Pire encore : plus je crois connaître un sujet, plus je m’efforce d’en écarter les informations les plus saillantes, les angles les plus tranchants ; c’est volontairement, par soif, par avidité de l’air du grand large, que je préfère désormais les ombres, les évocations, les rappels, les impressions floues et euphorisantes de l’ignorant — de celui qui regarde de loin, de très loin, avec le plus pauvre, le plus primitif des chagrins.
Un événement d’actualité ne passe jamais vraiment aux aveux.
« On ne peut, je crois, rien connaître par la science ; c’est un instrument trop exact et trop dur », écrivait à raison Jean Giono, mauvaise tête une fois de plus décisive. Il avait raison. Quel que que soit notre effort pour le dépouiller jusqu’à sa nudité la plus extrême, un événement d’actualité ne passe jamais vraiment aux aveux ; sa vraie nature est cachée quelque part derrière une fumeuse combinaison de faits, certes, mais surtout d’énigmes, de tourments, de désirs, d’incroyables divagations intimes et de larmes montées aux yeux pour nous seuls.
Voilà pourquoi, au fond, les chirurgiens de l’information peuvent toujours décortiquer les contenus suspects, comme disent ces démineurs balourds et mal outillés ; ils peuvent désassembler tout ce qu’ils veulent à l’écarteur et au scalpel, fact-checker et désintoxiquer sans prudence la parole de leur prochain, épiler tous les cactus : jamais ils ne rendent autre chose qu’un son de cloche fêlée, le charabia pète-sec d’un procès-verbal.
Mais de nous, rien ; de la profondeur inquiète de nos gestes, rien non plus.
Un écran n’est pas un miroir, c’est un trou.
Car avouons-le, après tout. Certes notre âge est celui du téléviseur et de tous ces rectangles hâves dans quoi nous croyons nous regarder nous-mêmes ; mais un écran n’est pas un miroir, c’est un trou.
Posons des questions graves : que vaut le témoignage d’une âme agitée, rencontre de hasard, de circonstance le plus souvent déplorable, devant l’objectif d’une caméra, le bonnet magnétique d’un micro, un journaliste venu d’ailleurs ? Il vaut ce que vaut cette relation un peu dégradée, bien que souvent tendre et confuse entre le journaliste et sa source. Or derrière chaque témoignage, combien de secrets ? Rien non plus ne permet de témoigner d’un événement auquel on assiste sans faire témoigner aussi nos yeux, notre ventre noué, notre désir soudain éveillé par trois fois rien, le soleil mandarine qui se couche le soir sur Khartoum, le ciel anthracite de Belfast, notre peur, notre orgueil aussi bien. Or derrière chaque affirmation savamment calculée, combien d’incertitudes ?

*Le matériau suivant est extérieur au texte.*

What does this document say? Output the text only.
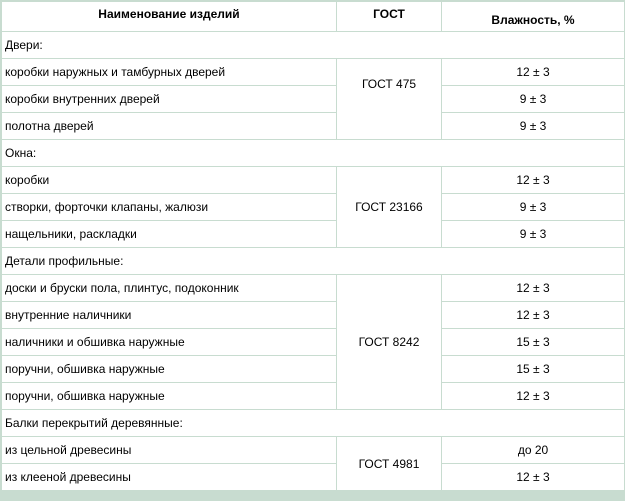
Наименование изделий	ГОСТ	Влажность, %
Двери:		
коробки наружных и тамбурных дверей	ГОСТ 475	12 ± 3
коробки внутренних дверей		9 ± 3
полотна дверей		9 ± 3
Окна:		
коробки	ГОСТ 23166	12 ± 3
створки, форточки клапаны, жалюзи		9 ± 3
нащельники, раскладки		9 ± 3
Детали профильные:		
доски и бруски пола, плинтус, подоконник	ГОСТ 8242	12 ± 3
внутренние наличники		12 ± 3
наличники и обшивка наружные		15 ± 3
поручни, обшивка наружные		15 ± 3
поручни, обшивка наружные		12 ± 3
Балки перекрытий деревянные:		
из цельной древесины	ГОСТ 4981	до 20
из клееной древесины		12 ± 3
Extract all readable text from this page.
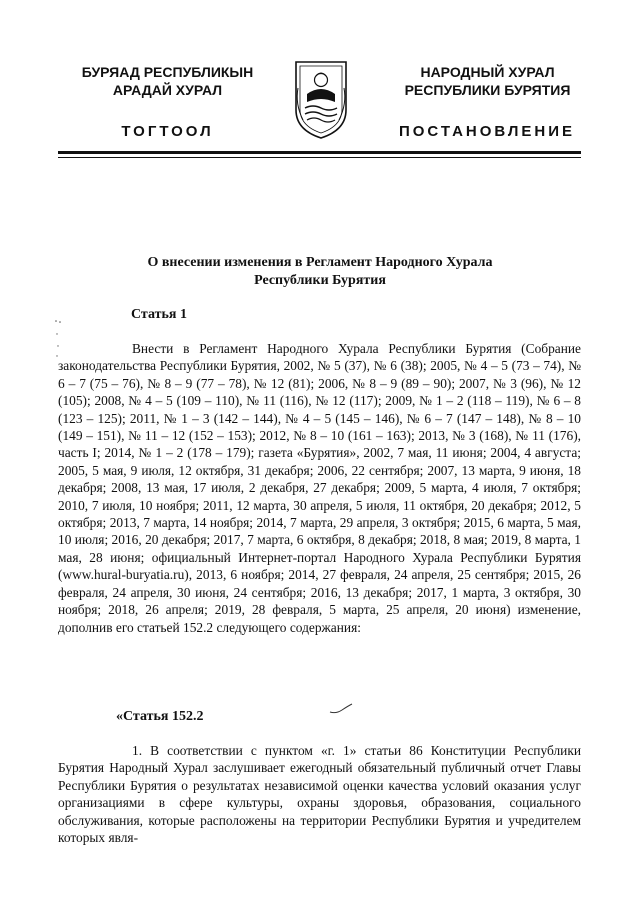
БУРЯАД РЕСПУБЛИКЫН
АРАДАЙ ХУРАЛ
ТОГТООЛ
НАРОДНЫЙ ХУРАЛ
РЕСПУБЛИКИ БУРЯТИЯ
ПОСТАНОВЛЕНИЕ

О внесении изменения в Регламент Народного Хурала

Республики Бурятия

Статья 1

Внести в Регламент Народного Хурала Республики Бурятия (Собрание законодательства Республики Бурятия, 2002, № 5 (37), № 6 (38); 2005, № 4 – 5 (73 – 74), № 6 – 7 (75 – 76), № 8 – 9 (77 – 78), № 12 (81); 2006, № 8 – 9 (89 – 90); 2007, № 3 (96), № 12 (105); 2008, № 4 – 5 (109 – 110), № 11 (116), № 12 (117); 2009, № 1 – 2 (118 – 119), № 6 – 8 (123 – 125); 2011, № 1 – 3 (142 – 144), № 4 – 5 (145 – 146), № 6 – 7 (147 – 148), № 8 – 10 (149 – 151), № 11 – 12 (152 – 153); 2012, № 8 – 10 (161 – 163); 2013, № 3 (168), № 11 (176), часть I; 2014, № 1 – 2 (178 – 179); газета «Бурятия», 2002, 7 мая, 11 июня; 2004, 4 августа; 2005, 5 мая, 9 июля, 12 октября, 31 декабря; 2006, 22 сентября; 2007, 13 марта, 9 июня, 18 декабря; 2008, 13 мая, 17 июля, 2 декабря, 27 декабря; 2009, 5 марта, 4 июля, 7 октября; 2010, 7 июля, 10 ноября; 2011, 12 марта, 30 апреля, 5 июля, 11 октября, 20 декабря; 2012, 5 октября; 2013, 7 марта, 14 ноября; 2014, 7 марта, 29 апреля, 3 октября; 2015, 6 марта, 5 мая, 10 июля; 2016, 20 декабря; 2017, 7 марта, 6 октября, 8 декабря; 2018, 8 мая; 2019, 8 марта, 1 мая, 28 июня; официальный Интернет-портал Народного Хурала Республики Бурятия (www.hural-buryatia.ru), 2013, 6 ноября; 2014, 27 февраля, 24 апреля, 25 сентября; 2015, 26 февраля, 24 апреля, 30 июня, 24 сентября; 2016, 13 декабря; 2017, 1 марта, 3 октября, 30 ноября; 2018, 26 апреля; 2019, 28 февраля, 5 марта, 25 апреля, 20 июня) изменение, дополнив его статьей 152.2 следующего содержания:

«Статья 152.2

1. В соответствии с пунктом «г. 1» статьи 86 Конституции Республики Бурятия Народный Хурал заслушивает ежегодный обязательный публичный отчет Главы Республики Бурятия о результатах независимой оценки качества условий оказания услуг организациями в сфере культуры, охраны здоровья, образования, социального обслуживания, которые расположены на территории Республики Бурятия и учредителем которых явля-
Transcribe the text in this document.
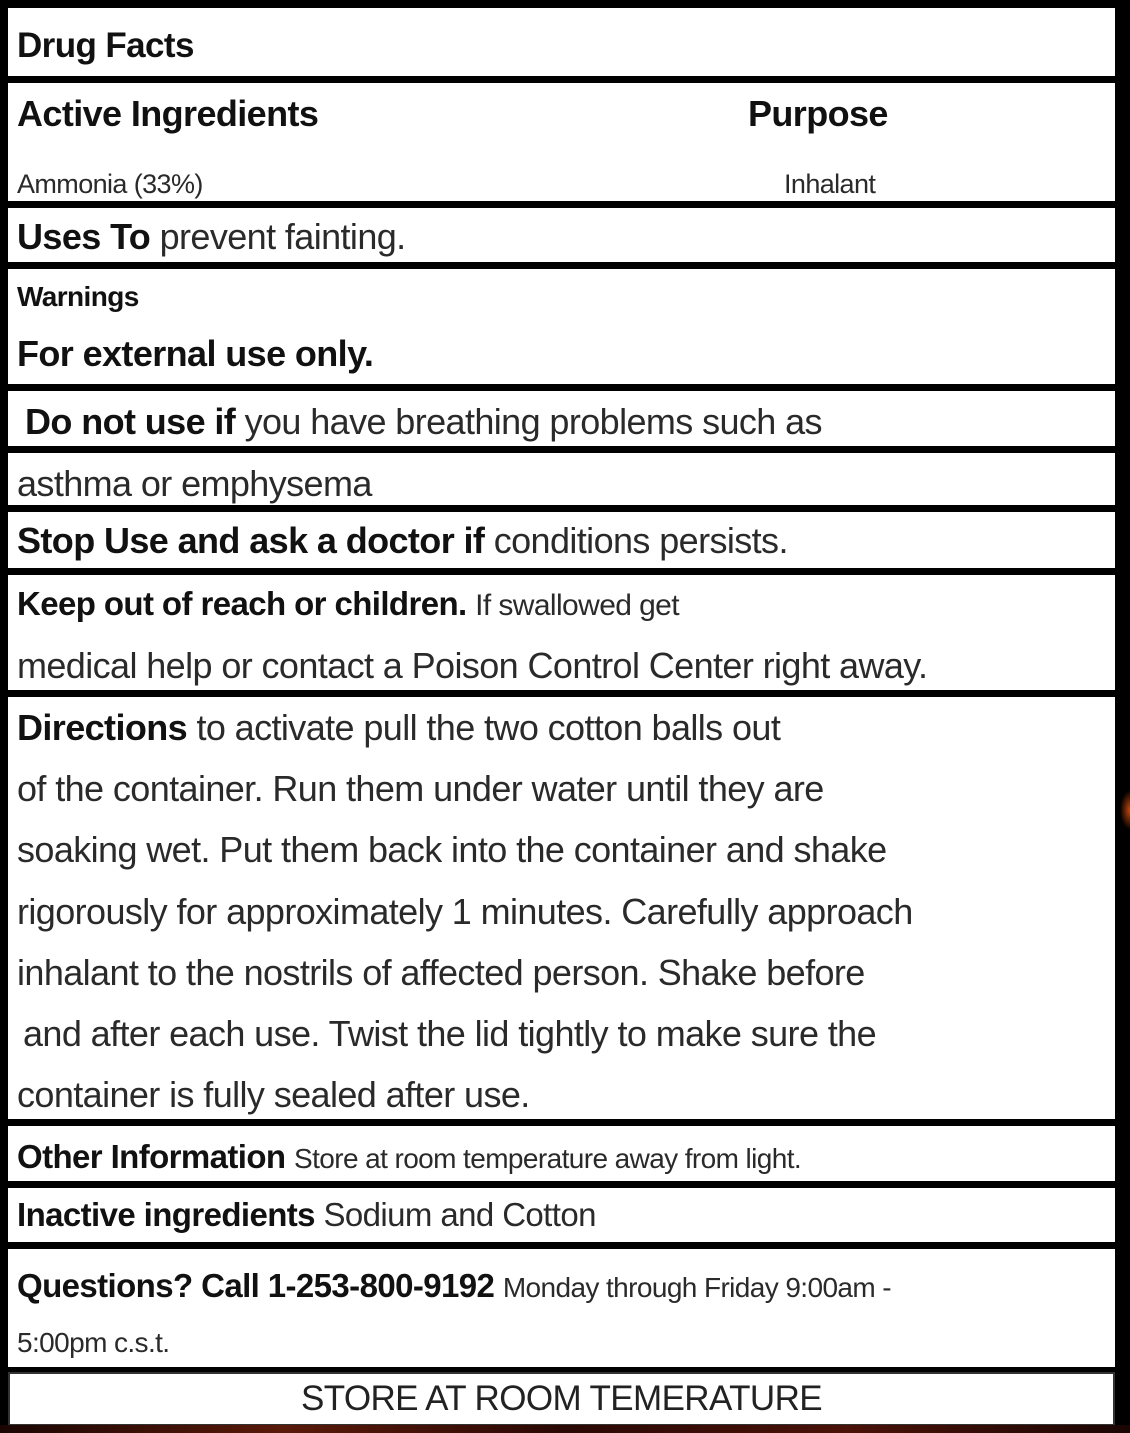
Drug Facts
Active Ingredients	Purpose
Ammonia (33%)	Inhalant
Uses To prevent fainting.
Warnings
For external use only.
Do not use if you have breathing problems such as
asthma or emphysema
Stop Use and ask a doctor if conditions persists.
Keep out of reach or children. If swallowed get
medical help or contact a Poison Control Center right away.
Directions to activate pull the two cotton balls out
of the container. Run them under water until they are
soaking wet. Put them back into the container and shake
rigorously for approximately 1 minutes. Carefully approach
inhalant to the nostrils of affected person. Shake before
and after each use. Twist the lid tightly to make sure the
container is fully sealed after use.
Other Information Store at room temperature away from light.
Inactive ingredients Sodium and Cotton
Questions? Call 1-253-800-9192 Monday through Friday 9:00am -
5:00pm c.s.t.
STORE AT ROOM TEMERATURE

Acteurs de l’histoire ou témoins égarés, nos secrets et nos incertitudes sont des moteurs puissants de nos vies, de nos vies privées et politiques, de nos rengorgements de coq et de nos peines, de nos vies idiotes faisant parfois des idioties.
Les faits, les chiffres. On peut toujours mettre ces choses-là entre deux lames de microscope, mais que l’on ne s’étonne pas à la fin de ne rien comprendre à rien, de prendre la peau pour l’âme. « Le monde a mille tendresses dans lesquelles il faut se plier pour les comprendre avant de savoir ce que représente leur somme », ajoutait notre libérateur irascible de Manosque. Lequel s’emportait souvent le matin, racontent sa femme Elise et ses deux filles, incapable de lire sans colère plus que quelques lignes des journaux livrés au Paraïs.